Totals: Two victims, both unaffiliated.  One murderer, unaffiliated.  One faculty member is an accomplice and another is a person of interest, and two undergrads find bodies (these Oxford students are going to need a lot of therapy in later life). 
Lesson: Um, try to avoid being shut up in an Oxford college for three days with someone you know to be sketchy?  Also, be careful who you sleep with, especially if they seem to be revealing that they know state secrets.


Episode 3.5, “Falling Darkness”
Original Air Date: September 26, 2010

This episode puts our favorite clarinet-playing ME front and center, and/but it’s very, very creepy.  It starts on Halloween, which is appropriate, and I recommend stalking up on chocolate before watching.  In the opening scene, Laura Hobson is on her way to a reunion with Lygeia and Ellen, who were her “flatmates” in college.  Her call to Ellen is interrupted when she’s summoned to a crime scene, where she discovers that the body is Lygeia’s.  Lygeia was a scientist who worked on stem cell research (in an Oxford lab; she seems to be a research professor), and there’s some speculation that her murder is related to her work.  That line of thinking is pretty much discounted when Rowena, an undergrad who lives with several others in the house where Laura et al lived in college, is also found murdered—the day after someone spells “Murder, help me” in those alphabet magnets on the students’ fridge.  Another part of the fridge message leads Lewis and Hathaway to one Mary Gwilliam, a retired nurse, who once arranged adoptions for twins born to… one Laura Hobson.  Does Laura have secrets in her past?  Is she involved in the murders?  Mary can’t help, because she’s dead when our detectives find her.  Eventually, Lewis and Hathaway discover that Lygeia, not Laura, was the twins’ mother.  She was raped by one of her male housemates, who has since committed suicide because of a condition called Fatal Familial Insomnia (which is exactly what it sounds like).

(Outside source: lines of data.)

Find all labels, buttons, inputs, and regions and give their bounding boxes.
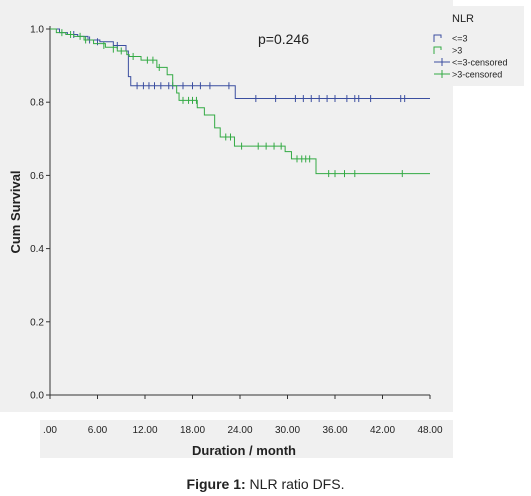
y-tick-label: 0.6 <box>30 171 44 182</box>
x-tick-label: .00 <box>43 425 57 436</box>
survival-curve-1 <box>50 28 430 175</box>
x-tick-label: 30.00 <box>275 425 300 436</box>
figure-caption: Figure 1: NLR ratio DFS. <box>0 476 531 492</box>
y-tick-label: 0.8 <box>30 98 44 109</box>
x-tick-label: 24.00 <box>227 425 252 436</box>
legend-entry: <=3 <box>452 34 468 44</box>
legend-step-symbol <box>433 46 442 54</box>
legend-panel <box>432 6 524 86</box>
x-tick-label: 18.00 <box>180 425 205 436</box>
legend-layer: NLR <=3 >3 <=3-censored >3-censored <box>433 13 508 80</box>
caption-text: NLR ratio DFS. <box>245 476 345 492</box>
x-tick-label: 48.00 <box>417 425 442 436</box>
x-axis-title: Duration / month <box>192 443 296 458</box>
legend-entry: <=3-censored <box>452 58 508 68</box>
survival-chart: 0.0 0.2 0.4 0.6 0.8 1.0 .00 6.00 12.00 18.00 24.00… <box>8 13 508 459</box>
plot-background <box>0 0 453 412</box>
x-tick-label: 6.00 <box>88 425 108 436</box>
x-tick-label: 42.00 <box>370 425 395 436</box>
y-tick-label: 1.0 <box>30 25 44 36</box>
legend-title: NLR <box>452 13 474 25</box>
x-tick-label: 36.00 <box>322 425 347 436</box>
axes: 0.0 0.2 0.4 0.6 0.8 1.0 .00 6.00 12.00 18.00 24.00… <box>8 25 443 459</box>
caption-label: Figure 1: <box>186 476 246 492</box>
y-axis-title: Cum Survival <box>8 170 23 253</box>
y-tick-label: 0.2 <box>30 317 44 328</box>
legend-entry: >3 <box>452 46 462 56</box>
x-tick-label: 12.00 <box>132 425 157 436</box>
legend-entry: >3-censored <box>452 70 502 80</box>
p-value-annotation: p=0.246 <box>258 31 309 47</box>
x-axis-band <box>40 420 453 458</box>
legend-step-symbol <box>433 34 442 42</box>
y-tick-label: 0.0 <box>30 391 44 402</box>
series-layer <box>50 28 430 178</box>
survival-curve-0 <box>50 28 430 100</box>
y-tick-label: 0.4 <box>30 244 44 255</box>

The twins, now a grown man and woman, were adopted by separate families.  They met, fell in love, married, and did not discover their relationship until they were trying to have a baby.  Now, they and their son live across the street from the student house where Rowena lived and where Laura lived before her.  They have also discovered that at least Charlotte, the female twin, inherited the FFI gene.  She’s slowly going mad (it’s unclear whether the man, John, inherited it as well, but he certainly helps his wife carry out her revenge) and the couple is exacting revenge for her condition on the people they believe should have stopped it, including not only Lygeia but also Laura and Ellen.  Rowena is basically collateral damage.  It’s a pretty convoluted plot, but it’s still very, very creepy.

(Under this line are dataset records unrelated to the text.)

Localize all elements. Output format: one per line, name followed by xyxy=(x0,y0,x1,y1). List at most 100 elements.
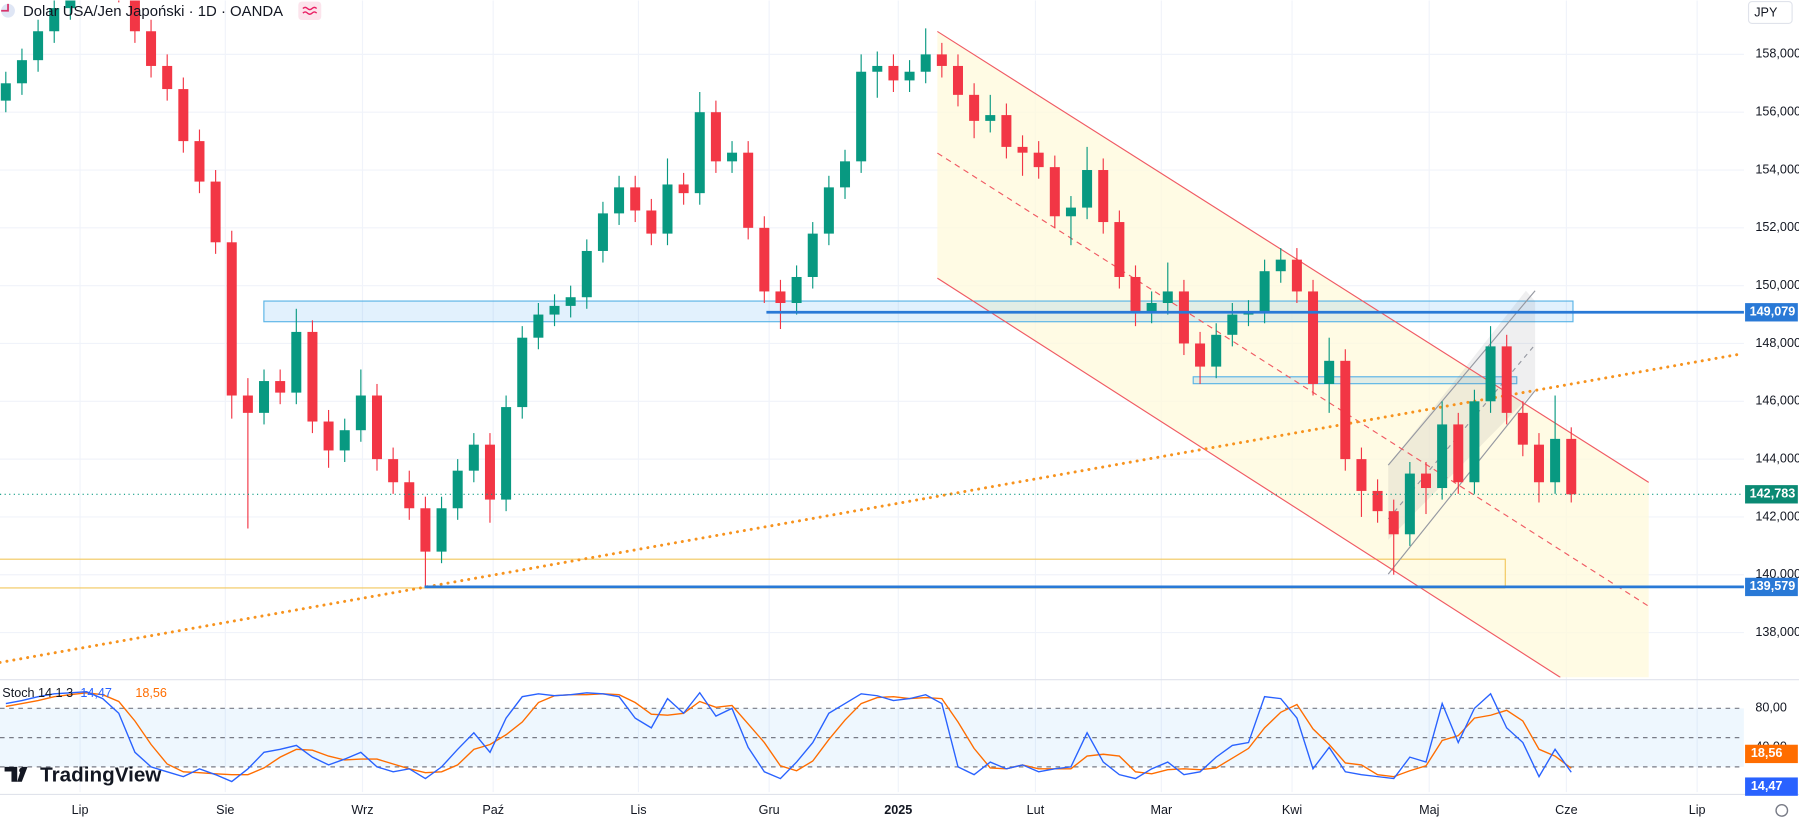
candle-body xyxy=(194,141,205,182)
y-tick-label: 156,000 xyxy=(1755,105,1799,119)
symbol-title: Dolar USA/Jen Japoński · 1D · OANDA xyxy=(23,4,283,20)
candle-body xyxy=(710,112,721,162)
candle-body xyxy=(646,210,657,234)
x-tick-label: Cze xyxy=(1555,803,1577,817)
candle-body xyxy=(727,152,738,162)
candle-body xyxy=(1162,291,1173,304)
y-tick-label: 158,000 xyxy=(1755,47,1799,61)
x-tick-label: Lut xyxy=(1027,803,1045,817)
candle-body xyxy=(662,184,673,234)
currency-button[interactable] xyxy=(1747,1,1793,24)
candle-body xyxy=(597,213,608,251)
currency-label[interactable]: JPY xyxy=(1754,5,1778,19)
candle-body xyxy=(501,407,512,500)
y-tick-label: 144,000 xyxy=(1755,451,1799,465)
candle-body xyxy=(743,152,754,228)
y-tick-label: 146,000 xyxy=(1755,394,1799,408)
small-zone xyxy=(1192,376,1518,385)
candle-body xyxy=(291,331,302,393)
candle-body xyxy=(16,60,27,84)
stoch-value-label: 18,56 xyxy=(1751,746,1783,760)
price-level-label: 149,079 xyxy=(1750,305,1796,319)
candle-body xyxy=(0,83,11,101)
stoch-line xyxy=(5,692,1572,778)
price-level-box xyxy=(1745,303,1798,322)
y-tick-label: 140,000 xyxy=(1755,567,1799,581)
candle-body xyxy=(226,242,237,396)
x-tick-label: Mar xyxy=(1150,803,1172,817)
last-price-box xyxy=(1745,485,1798,504)
y-tick-label: 154,000 xyxy=(1755,162,1799,176)
candle-body xyxy=(1356,459,1367,491)
candle-body xyxy=(952,65,963,95)
candle-body xyxy=(1211,334,1222,367)
candle-body xyxy=(146,31,157,66)
candle-body xyxy=(565,297,576,306)
y-tick-label: 150,000 xyxy=(1755,278,1799,292)
candle-body xyxy=(210,181,221,243)
candle-body xyxy=(614,187,625,214)
yellow-box xyxy=(0,558,1506,588)
stoch-value-box xyxy=(1745,777,1798,796)
candle-body xyxy=(388,459,399,483)
candle-body xyxy=(1324,360,1335,384)
x-tick-label: Sie xyxy=(216,803,234,817)
candle-body xyxy=(65,0,76,9)
channel-lower xyxy=(937,277,1561,678)
candle-body xyxy=(1308,291,1319,384)
candle-body xyxy=(1065,207,1076,217)
candle-body xyxy=(1033,152,1044,168)
y-tick-label: 138,000 xyxy=(1755,625,1799,639)
candle-body xyxy=(259,381,270,413)
candle-body xyxy=(242,395,253,413)
candle-body xyxy=(581,250,592,298)
settings-button[interactable] xyxy=(1775,804,1789,817)
y-tick-label: 152,000 xyxy=(1755,220,1799,234)
trend-line xyxy=(0,352,1744,664)
candle-body xyxy=(1453,424,1464,483)
brand-logo-dot xyxy=(19,767,25,773)
candle-body xyxy=(404,482,415,509)
candle-body xyxy=(807,233,818,277)
candle-body xyxy=(1082,170,1093,208)
x-tick-label: Lis xyxy=(630,803,646,817)
candle-body xyxy=(1001,115,1012,147)
x-tick-label: Lip xyxy=(1689,803,1706,817)
candle-body xyxy=(1437,424,1448,489)
candle-body xyxy=(355,395,366,431)
x-tick-label: Wrz xyxy=(351,803,373,817)
price-level-label: 139,579 xyxy=(1750,579,1796,593)
candle-body xyxy=(49,8,60,32)
stoch-value-label: 14,47 xyxy=(1751,779,1783,793)
candle-body xyxy=(129,0,140,32)
candle-body xyxy=(1340,360,1351,460)
status-badge xyxy=(298,1,322,20)
brand-name: TradingView xyxy=(40,764,162,787)
candle-body xyxy=(436,508,447,552)
stoch-value-box xyxy=(1745,744,1798,764)
candle-body xyxy=(1130,276,1141,312)
y-tick-label: 148,000 xyxy=(1755,336,1799,350)
candle-body xyxy=(162,65,173,90)
candle-body xyxy=(630,187,641,211)
stoch-d-value: 18,56 xyxy=(135,686,167,700)
candle-body xyxy=(1017,146,1028,153)
candle-body xyxy=(888,65,899,81)
candle-body xyxy=(678,184,689,194)
candle-body xyxy=(533,314,544,338)
candle-body xyxy=(452,470,463,509)
candle-body xyxy=(275,381,286,393)
candle-body xyxy=(1469,401,1480,483)
price-level-box xyxy=(1745,577,1798,597)
candle-body xyxy=(1259,271,1270,312)
x-tick-label: Lip xyxy=(72,803,89,817)
candle-body xyxy=(1420,473,1432,489)
candle-body xyxy=(936,54,947,66)
candle-body xyxy=(791,276,802,304)
channel-mid xyxy=(937,152,1650,607)
candle-body xyxy=(759,227,770,292)
candle-body xyxy=(371,395,382,460)
last-price-label: 142,783 xyxy=(1750,487,1796,501)
candle-body xyxy=(1195,343,1206,367)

Totals: Three victims; one faculty, one undergrad, one unaffiliated.  Two murderers, unaffiliated.  Several students and alumni are persons of interest. 
Lesson:  Tell the truth.  Lying will come back to haunt you (literally, in this case).  Also, you really can’t escape your college days, no matter how hard you try.

2 comments:

  1. Best summary and explanation of this complex plot that I have found, Thankyou!

    ReplyDelete
  2. Does one "stalk" up on chocolate or "stock" up, I wonder?